Deferred (Phase B/C: only after validation)
- Default-on automatic compaction near context window threshold.
- Persistent schema additions for compacted artifacts and per-chat memory record types.
- Advanced summarization strategies (hierarchical rolling summaries, semantic dedup, retrieval-time expansion).
Dissent
- Skeptical Reviewer dissents from enabling automatic compaction by default in early rollout.
- Retrieval Specialist argues for earlier auto-compact if guardrails are strict.
- Resolution: ship manual and instrumentation-first flow, enable auto-compact only behind admin configuration and after quality probes pass.
Assumptions
- Current planner and tool loop are the right integration points for context budgeting and compaction.
- Existing trace infrastructure can carry compaction provenance without major UI redesign.
- Local storage/session model can safely host a first version of per-chat memory ledger before schema promotion.
Risks
- Summary drift: compacted text could omit critical constraints.
- Tool-loop inflation: compacting at the wrong time could trigger extra tool calls and latency.
- UX opacity: users may not realize answer quality is affected by compaction.
- Provider variance: context-window metadata reliability differs across providers.
- Migration debt: introducing persistent schema too early could require costly backfills.
Acceptance Criteria
- A budget trace event appears for each turn with token allocation and any truncation/compaction reason.

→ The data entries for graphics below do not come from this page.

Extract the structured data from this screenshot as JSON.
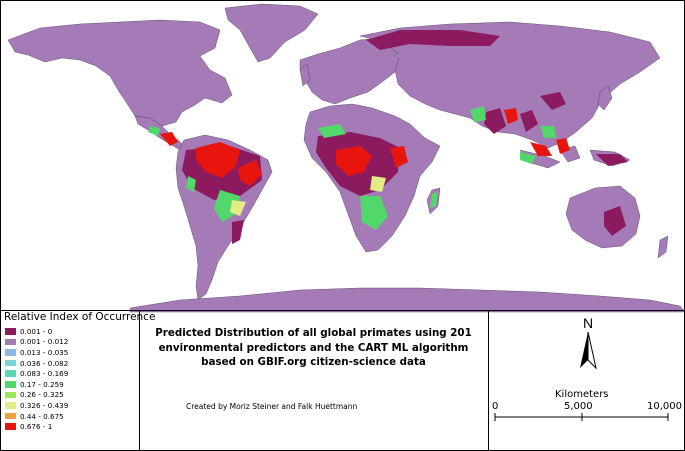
{
  "legend": {
    "title": "Relative Index of Occurrence",
    "classes": [
      {
        "label": "0.001 - 0",
        "color": "#8b1a5e"
      },
      {
        "label": "0.001 - 0.012",
        "color": "#a57bb7"
      },
      {
        "label": "0.013 - 0.035",
        "color": "#8fb7e8"
      },
      {
        "label": "0.036 - 0.082",
        "color": "#74d6d8"
      },
      {
        "label": "0.083 - 0.169",
        "color": "#5ad6b0"
      },
      {
        "label": "0.17 - 0.259",
        "color": "#52d86a"
      },
      {
        "label": "0.26 - 0.325",
        "color": "#98e85a"
      },
      {
        "label": "0.326 - 0.439",
        "color": "#e3ec84"
      },
      {
        "label": "0.44 - 0.675",
        "color": "#f0a03c"
      },
      {
        "label": "0.676 - 1",
        "color": "#e8150f"
      }
    ]
  },
  "title": {
    "line1": "Predicted Distribution of all global primates using 201",
    "line2": "environmental predictors and the CART ML algorithm",
    "line3": "based on GBIF.org citizen-science data"
  },
  "credit": "Created by Moriz Steiner and Falk Huettmann",
  "north_arrow": {
    "label": "N",
    "icon": "north-arrow-icon"
  },
  "scale_bar": {
    "units": "Kilometers",
    "ticks": [
      "0",
      "5,000",
      "10,000"
    ]
  },
  "colors": {
    "land": "#a57bb7",
    "borders": "#4b3a55",
    "background": "#ffffff"
  }
}
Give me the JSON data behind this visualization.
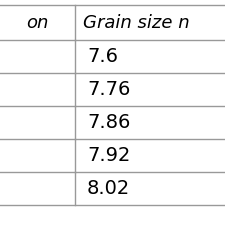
{
  "col1_header": "on",
  "col2_header": "Grain size n",
  "rows": [
    [
      "",
      "7.6"
    ],
    [
      "",
      "7.76"
    ],
    [
      "",
      "7.86"
    ],
    [
      "",
      "7.92"
    ],
    [
      "",
      "8.02"
    ]
  ],
  "background_color": "#ffffff",
  "line_color": "#999999",
  "text_color": "#000000",
  "header_fontsize": 13,
  "cell_fontsize": 14
}
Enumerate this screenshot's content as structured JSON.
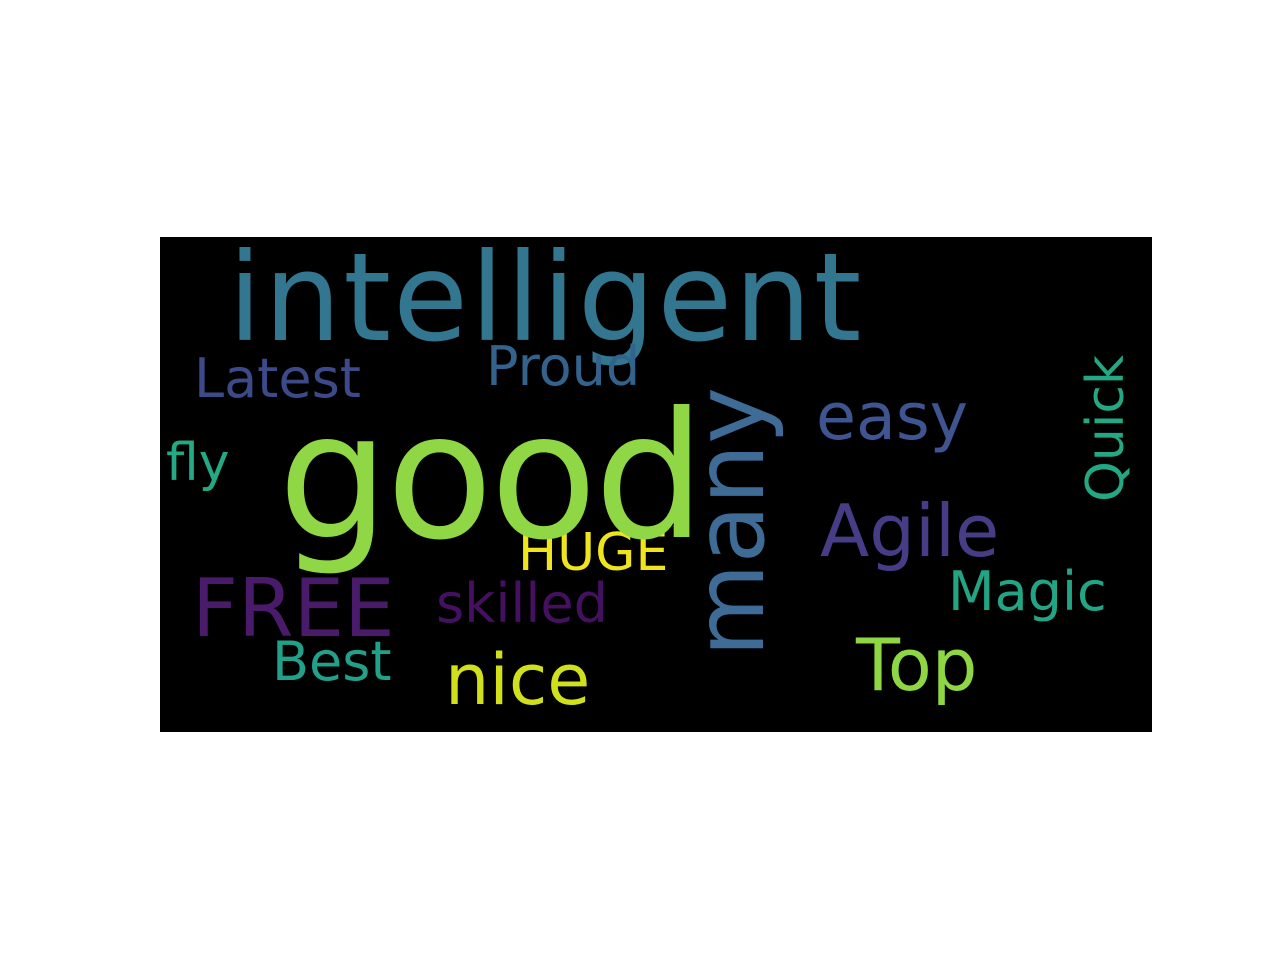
{
  "word_cloud": {
    "background_color": "#000000",
    "words": {
      "intelligent": {
        "text": "intelligent",
        "color": "#33768f",
        "orientation": "horizontal"
      },
      "good": {
        "text": "good",
        "color": "#8fd744",
        "orientation": "horizontal"
      },
      "many": {
        "text": "many",
        "color": "#3e6c96",
        "orientation": "vertical"
      },
      "latest": {
        "text": "Latest",
        "color": "#3d4a89",
        "orientation": "horizontal"
      },
      "proud": {
        "text": "Proud",
        "color": "#33638d",
        "orientation": "horizontal"
      },
      "easy": {
        "text": "easy",
        "color": "#3f5591",
        "orientation": "horizontal"
      },
      "quick": {
        "text": "Quick",
        "color": "#24a884",
        "orientation": "vertical"
      },
      "fly": {
        "text": "fly",
        "color": "#23a983",
        "orientation": "horizontal"
      },
      "agile": {
        "text": "Agile",
        "color": "#463d86",
        "orientation": "horizontal"
      },
      "huge": {
        "text": "HUGE",
        "color": "#efe51c",
        "orientation": "horizontal"
      },
      "magic": {
        "text": "Magic",
        "color": "#22a585",
        "orientation": "horizontal"
      },
      "free": {
        "text": "FREE",
        "color": "#4a1b6b",
        "orientation": "horizontal"
      },
      "skilled": {
        "text": "skilled",
        "color": "#44105f",
        "orientation": "horizontal"
      },
      "best": {
        "text": "Best",
        "color": "#21a08a",
        "orientation": "horizontal"
      },
      "nice": {
        "text": "nice",
        "color": "#d0e11c",
        "orientation": "horizontal"
      },
      "top": {
        "text": "Top",
        "color": "#8ed643",
        "orientation": "horizontal"
      }
    }
  }
}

- Manual /compact produces a compact artifact with source turn lineage and visible references in Trace.
- No-context smoke prompt still skips preload and remains unaffected by compaction behavior.
- Retrieval prompts retain equivalent or improved success on targeted chat retrieval tests after compaction.
- Auto-compact remains disabled by default and is configurable with explicit thresholds and rollback toggle.
- Compacted context can be expanded back to source turns for audit.
- Agent write proposals remain approval-gated and read-only tools remain bounded.
Validation Gates Before Implementation
- Unit/integration tests: - Extend MemorySmith.Tests/PagesAndChatTests.cs with compact/manual/auto-threshold scenarios. - Extend MemorySmith.Tests/ChatToolCatalogAndInterceptTests.cs for context diagnostic tools.
- Regression commands:
-
dotnet test MemorySmith.Tests --filter "FullyQualifiedName~PagesAndChatTests|FullyQualifiedName~ChatToolCatalogAndInterceptTests"-dotnet test MemorySmith.Tests - Chat quality probes: - Exact reply no-context probe. - Retrieval-heavy probe requiring at least one tool/intercept and reference chips.
- Rollback proof: - Verify disabling compaction flags restores prior behavior without data loss.
Open Questions
- Should per-chat memory ledger stay browser-local first or sync to server-side session storage from day one?
- Which compaction trigger should lead: absolute token threshold, percentage of context window, or combined latency+token heuristic?
- Should compact artifacts be treated as regular history messages or as a distinct non-model-authored context type?
- How should compacted summaries interact with Agent mode proposed writes to avoid writing summary artifacts as facts?
- What minimum citation density (source links per summary chunk) is required before allowing auto-compact default-on?
Confidence And Readiness
- Overall confidence in phased recommendation: 87%.
- Readiness for immediate implementation: medium, contingent on acceptance gates above.